Some recent declarations may lead some to think that Draghi has learned the lessons of the failure of austerity. In a famous Financial Times op-ed in March 2020, the former ECB head declared that it should be accepted that higher public debts will be with us for the foreseeable future. In August, speaking at the annual meeting of right-wing Catholic group Comunione e Liberazione, he argued that states should create “good debt,” namely investment in productive infrastructure.
This change in rhetoric parallels the positions of other financial leaders such as Kristalina Georgieva, the current International Monetary Fund chief who has asked governments to “spend as much as you can.” But it would be wrong to take this as a commitment to anything but measures to save a failing capitalism from disaster.
As a former Goldman Sachs employee, Draghi will have the responsibility of managing the two hundred billion euros made available by the European Union through the recovery fund. It is likely that a considerable amount of these funds will now be diverted toward big business represented by Confindustria, the Italian employers’ federation. Unsurprisingly, Confindustria is Draghi’s biggest cheerleader.
Draghi will probably not have the time nor political strength to repeal some social policies such as the citizens’ income policy (though he may restrict its criteria) and enforce new cuts on public spending. But he will undoubtedly attempt to put the Italian economy back on the path of “fiscal responsibility” that some European institutions, including the European Central Bank, think it has strayed from during the coronavirus crisis.
In particular a Draghi government will surely mean the nonrenewal of the temporary layoffs ban, introduced in March 2020 and due to end in two months. This was one of the most socially progressive measures implemented by Conte’s government during the pandemic, forcing private companies to shoulder part of the economic costs of the crisis. But Confindustria has repeatedly asked to get back the fundamental privilege of the entrepreneur: the right to fire workers. Draghi is likely to fulfill its wish — sending hundreds of thousands of Italians into unemployment and poverty.
The key question now is how Italian political forces and ordinary citizens will react to this outrageous departure from democratic principles and the renewed attempt to subordinate Italian politics to the fiscal responsibility demanded by Brussels.
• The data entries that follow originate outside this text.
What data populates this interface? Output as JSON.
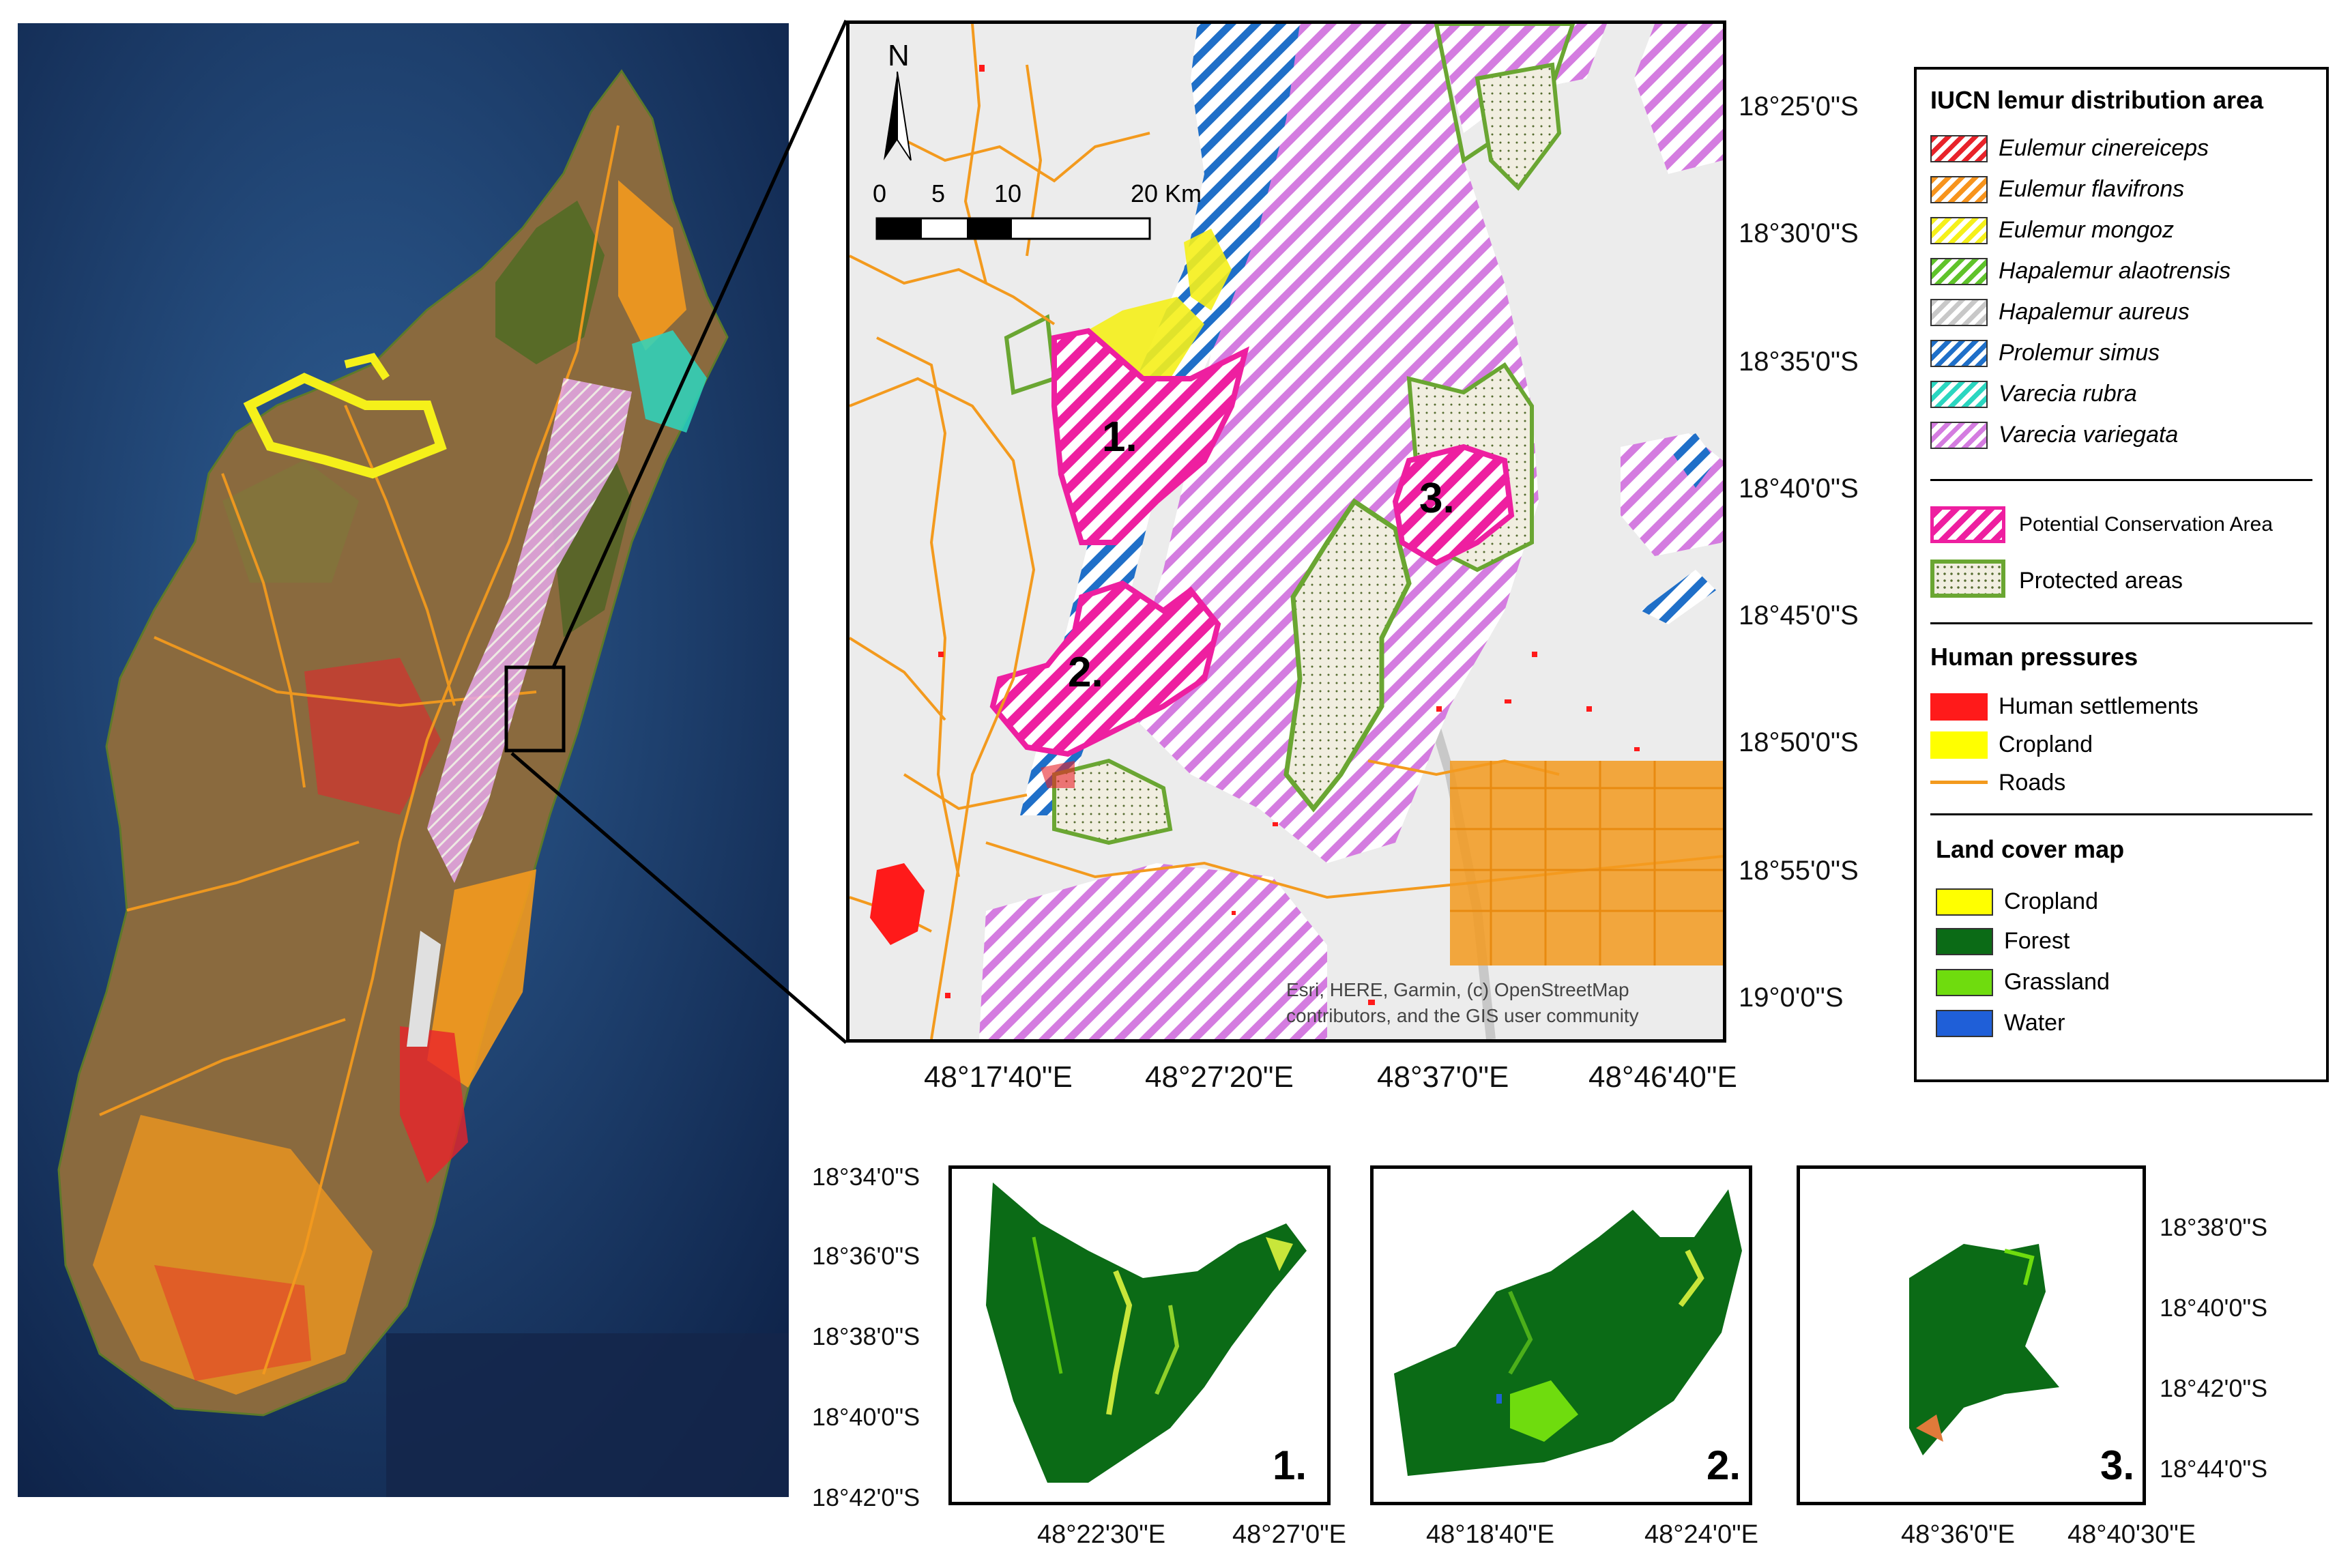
{
  "main_map": {
    "lat_labels": [
      "18°25'0\"S",
      "18°30'0\"S",
      "18°35'0\"S",
      "18°40'0\"S",
      "18°45'0\"S",
      "18°50'0\"S",
      "18°55'0\"S",
      "19°0'0\"S"
    ],
    "lon_labels": [
      "48°17'40\"E",
      "48°27'20\"E",
      "48°37'0\"E",
      "48°46'40\"E"
    ],
    "north_label": "N",
    "scale_ticks": [
      "0",
      "5",
      "10",
      "20 Km"
    ],
    "area_labels": [
      "1.",
      "2.",
      "3."
    ],
    "credit_line1": "Esri, HERE, Garmin, (c) OpenStreetMap",
    "credit_line2": "contributors, and the GIS user community"
  },
  "legend": {
    "iucn_title": "IUCN lemur distribution area",
    "species": [
      {
        "name": "Eulemur cinereiceps",
        "color": "#e8232a"
      },
      {
        "name": "Eulemur flavifrons",
        "color": "#f7941d"
      },
      {
        "name": "Eulemur mongoz",
        "color": "#f5f01a"
      },
      {
        "name": "Hapalemur alaotrensis",
        "color": "#5fc32a"
      },
      {
        "name": "Hapalemur aureus",
        "color": "#c8c8c8"
      },
      {
        "name": "Prolemur simus",
        "color": "#1f6fc8"
      },
      {
        "name": "Varecia rubra",
        "color": "#2bd6c0"
      },
      {
        "name": "Varecia variegata",
        "color": "#d47ce0"
      }
    ],
    "pca_label": "Potential Conservation Area",
    "pca_color": "#ee1fa0",
    "protected_label": "Protected areas",
    "protected_color": "#6aa632",
    "pressures_title": "Human pressures",
    "pressures": [
      {
        "name": "Human settlements",
        "color": "#ff1a1a"
      },
      {
        "name": "Cropland",
        "color": "#ffff00"
      },
      {
        "name": "Roads",
        "color": "#f39a1e"
      }
    ],
    "landcover_title": "Land cover map",
    "landcover": [
      {
        "name": "Cropland",
        "color": "#ffff00"
      },
      {
        "name": "Forest",
        "color": "#0b6b16"
      },
      {
        "name": "Grassland",
        "color": "#6fdc0e"
      },
      {
        "name": "Water",
        "color": "#1f5fd8"
      }
    ]
  },
  "insets": {
    "left_lat_labels": [
      "18°34'0\"S",
      "18°36'0\"S",
      "18°38'0\"S",
      "18°40'0\"S",
      "18°42'0\"S"
    ],
    "right_lat_labels": [
      "18°38'0\"S",
      "18°40'0\"S",
      "18°42'0\"S",
      "18°44'0\"S"
    ],
    "panel1_lon": [
      "48°22'30\"E",
      "48°27'0\"E"
    ],
    "panel2_lon": [
      "48°18'40\"E",
      "48°24'0\"E"
    ],
    "panel3_lon": [
      "48°36'0\"E",
      "48°40'30\"E"
    ],
    "numbers": [
      "1.",
      "2.",
      "3."
    ]
  }
}
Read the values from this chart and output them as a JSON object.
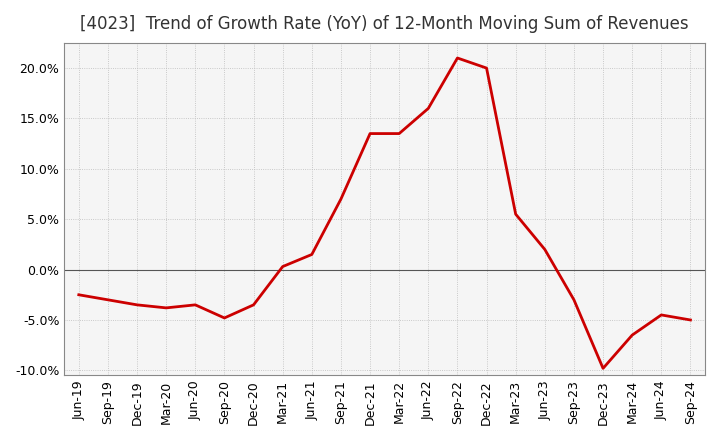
{
  "title": "[4023]  Trend of Growth Rate (YoY) of 12-Month Moving Sum of Revenues",
  "x_labels": [
    "Jun-19",
    "Sep-19",
    "Dec-19",
    "Mar-20",
    "Jun-20",
    "Sep-20",
    "Dec-20",
    "Mar-21",
    "Jun-21",
    "Sep-21",
    "Dec-21",
    "Mar-22",
    "Jun-22",
    "Sep-22",
    "Dec-22",
    "Mar-23",
    "Jun-23",
    "Sep-23",
    "Dec-23",
    "Mar-24",
    "Jun-24",
    "Sep-24"
  ],
  "y_values": [
    -2.5,
    -3.0,
    -3.5,
    -3.8,
    -3.5,
    -4.8,
    -3.5,
    0.3,
    1.5,
    7.0,
    13.5,
    13.5,
    16.0,
    21.0,
    20.0,
    5.5,
    2.0,
    -3.0,
    -9.8,
    -6.5,
    -4.5,
    -5.0
  ],
  "line_color": "#cc0000",
  "line_width": 2.0,
  "ylim": [
    -10.5,
    22.5
  ],
  "yticks": [
    -10.0,
    -5.0,
    0.0,
    5.0,
    10.0,
    15.0,
    20.0
  ],
  "background_color": "#ffffff",
  "plot_bg_color": "#f5f5f5",
  "grid_color": "#bbbbbb",
  "zero_line_color": "#555555",
  "title_fontsize": 12,
  "tick_fontsize": 9
}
It is unlikely that Democrats will resist the calls for “responsibility” made by Mattarella, who himself hails from this party. A parliamentary majority could be found with the votes of PD, Lega, Berlusconi’s Forza Italia, plus the usual turncoats that famously abound in the Italian parliament.
M5S is the only formation that may say no — though even this is hardly assured. Doing so could help it regain some of its street credentials, lost after three years in government as part of two different coalitions. Italians are angry at Renzi and the political chaos he has ushered in, and a number of groups have already taken to the street during the pandemic to voice their concerns. If Draghi is not careful, he may have to deal not only with a health and economic emergency, but also with a public order one.
In this dismal situation, the only hope is that the citizenry that has mostly remained quiescent during this crisis eventually wakes up. If this does not happen, a technocratic government could soon lead to a reactionary government led by Salvini’s Lega and Giorgia Meloni’s post-fascist Brothers of Italy, when the next elections come.
All this, thanks to corrupt centrist politicians — and the Italian establishment’s proclivity, in times of crisis, to call in technocrats, rather than call elections and let the people decide what kind of economic policy they prefer.